Als zweiter wichtiger Punkt bei den Investorengesprächen gilt die Frage, wie viel Personal der neue Eigentümer mit übernimmt. Die bislang von Esprit kommunizierte Zahl von gut 1500 Mitarbeiterinnen und Mitarbeitern in Shops und Hauptverwaltung in Ratingen bei Düsseldorf ist zwar inzwischen überholt, da einige Beschäftigte aufgrund der Schieflage der Firma längst das Weite gesucht haben. Dennoch ist das Esprit-Ziel, dass möglichst viele Angestellte auch bei einem Neueigentümer eine Zukunft haben. Fraglich, ob Alteri oder P&C da mitspielen. Bislang jedenfalls sollen sich beide infrage kommenden Geldgeber zurückhaltend mit Blick auf die Übernahme des gesamten Personalbestands des Modehändlers geäußert haben.

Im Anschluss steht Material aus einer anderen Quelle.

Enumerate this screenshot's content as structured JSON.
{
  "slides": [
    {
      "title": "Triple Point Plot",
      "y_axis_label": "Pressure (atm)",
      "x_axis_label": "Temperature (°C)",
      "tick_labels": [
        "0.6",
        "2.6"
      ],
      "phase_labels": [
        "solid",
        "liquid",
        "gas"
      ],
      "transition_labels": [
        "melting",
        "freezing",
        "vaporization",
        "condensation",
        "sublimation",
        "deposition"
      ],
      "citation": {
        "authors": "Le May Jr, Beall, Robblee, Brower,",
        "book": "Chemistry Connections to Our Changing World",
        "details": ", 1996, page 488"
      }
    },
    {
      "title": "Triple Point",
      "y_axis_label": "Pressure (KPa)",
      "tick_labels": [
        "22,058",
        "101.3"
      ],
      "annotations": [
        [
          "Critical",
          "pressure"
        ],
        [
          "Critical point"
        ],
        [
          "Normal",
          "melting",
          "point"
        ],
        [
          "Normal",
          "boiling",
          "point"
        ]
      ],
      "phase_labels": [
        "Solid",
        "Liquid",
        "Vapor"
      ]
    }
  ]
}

Geschäfte von Esprit: Erste Mietverträge sind bereits gekündigt worden

Esprit hatte Mitte Mai Insolvenz angemeldet. Konkret in Schieflage ist die Esprit Europe GmbH, die als Obergesellschaft für Esprit-Firmen in Deutschland, Frankreich, Belgien, Österreich, Skandinavien, Polen und Großbritannien fungiert. Eigenen Angaben zufolge betreibt Esprit 56 eigene Läden in Deutschland. Dort, wo es ging, waren zuletzt Mietverträge bereits gekündigt worden. Mit einer Entscheidung, wie und ob die Esprit-Gesellschaften eine Zukunft haben, wird Anfang der kommenden Woche gerechnet. Beobachter sehen nach wie vor in Alteri die wahrscheinlichste Option für eine möglicherweise bessere Zukunft von Esprit in Europa.